Meditation has long been considered a personal, spiritual journey. In recent years, academic studies of meditation have begun to investigate and validate the benefits, physiological and otherwise, of meditation.
Medical diagnostic tools can demonstrate the changes in the brain; this blog post will review the main techniques of MRI, EEG and PET scans.
I’ll outline some of the studies and research that identify different types of brainwaves and show just how meditation can alter and change the frequency at which they operate.
Meditation has benefits to health and well-being and the scientific evidence.
In the last few years, the number of academic research papers published on the science of meditation has increased by nearly 300%. This research has shown how the brain can evolve and change physically through consistent daily meditation practice.
These changes are known as neuroplasticity, which is the ability of the brain to change its structure. The benefits of regular meditation include the brain being brought into balance, regulating emotion, and improving the body’s ability to heal. Other benefits include reducing blood pressure, stress, anxiety, and depression while increasing our emotional intelligence, productivity, creativity, and concentration.
Jon Kabat-Zinn has developed two programmes, MBSR and MBCT. His studies have found a link between the benefits of these programmes on the brain and how they can help with pain, both physical and emotional, and other associated changes.

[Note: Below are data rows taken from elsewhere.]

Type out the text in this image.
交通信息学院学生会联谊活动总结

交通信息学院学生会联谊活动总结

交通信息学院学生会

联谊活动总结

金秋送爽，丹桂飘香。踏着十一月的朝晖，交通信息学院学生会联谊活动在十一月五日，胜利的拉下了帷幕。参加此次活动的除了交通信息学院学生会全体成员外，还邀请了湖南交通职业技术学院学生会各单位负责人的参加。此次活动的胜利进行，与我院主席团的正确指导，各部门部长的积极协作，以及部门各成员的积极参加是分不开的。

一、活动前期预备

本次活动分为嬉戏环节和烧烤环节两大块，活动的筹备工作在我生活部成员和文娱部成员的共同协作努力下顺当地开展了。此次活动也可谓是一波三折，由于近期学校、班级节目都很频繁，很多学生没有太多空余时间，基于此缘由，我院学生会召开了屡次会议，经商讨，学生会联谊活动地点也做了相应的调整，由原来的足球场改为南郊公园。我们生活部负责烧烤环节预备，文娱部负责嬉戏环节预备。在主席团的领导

Another of these studies carried out by Sara Lazar and her team at Harvard found that MBSR increased cortical thickness in the hippocampus, the learning and memory part of the brain, appears to grow where the cells of the amygdala, the fear, anxiety and stress part of the brain appears to decrease.
An interesting study from the University of California details how grey matter increases and telomers lengthen with meditation, helping to slow the effects of ageing on the brain.
The techniques used to demonstrate the physiological changes in the brain.
Physiological changes in the brain are visible using technology such as MRI scans, EEG tests and PET Scans.
As part of Lazar’s study, MRI machines took images of participants before meditating. After eight weeks of mindfulness meditation, MRI scans showed changes within the brain structure, specifically the amygdala, as a direct result of meditation.
EEG tests detect electrical activity in the brain using electrodes attached to the scalp, thus validating the effectiveness of mindfulness as a stress-reduction tool.
PET scans use a radioactive tracer to show how organs function and detect changes at a cellular level.
How the brain waves are altered in a meditative state
The brain consists of billions of cells, some called Neurons. Neurons communicate and emit electrical activity brain waves, which can be detected using an EEG machine.
The wave’s shape differs when the brain is at rest or when the brain is focussed.
There are five types of brain waves, GAMMA, BETA, ALPHA, THETA and DELTA.
The brain develops and connects through neural connections; the cells in the brain process information and connect to make neural pathways. These pathways are responsible for thoughts, feelings and actions and play a role in how successful the brain is at managing stress, focussing on tasks and getting a good night’s sleep. Lazar’s study proves that meditation can control the brain more effectively for better health, greater clarity and a more positive life experience.
During meditation, when eyes are closed, the Alpha brain wave is activated, moving into Theta results in a deep meditative state. The lower the frequency of the brainwaves, the more relaxed the feeling.
There are many physiological benefits associated with meditation
There are many physiological benefits associated with meditation. Studies show that regular meditation practice will reduce stress, anxiety and depression.
Meditation can improve cognitive skills, aid improvement in sleep quality and has a significant and positive effect on heart health. It can improve the body’s ability to heal and fight infection and be an effective tool to manage pain.
Meditation helps to focus the mind when concentrating on breath or mantra. Regular practice activates the frontal cortex, increasing blood flow to this region, resulting in the growth of grey matter, helping to improve focus, concentration and attention.
In conclusion, there has been increased interest from the academic and medical fields in the benefits of meditation, with the number of academic papers published over the past five years increasing exponentially.
Medical technology, such as MRI, EEG and PET scans, are being used to validate the findings of these studies, which enhances the medical, physiological and psychological benefits of meditation.
EEG technology enables medical professionals to watch in real-time as brain waves alter and change with meditation. As the brain and body physically and mentally relax, the brain wave frequency reduces while in a deep meditative state.
Regular meditation heals the body and the mind, physically and psychologically, bringing balance to the brain and healing to the body.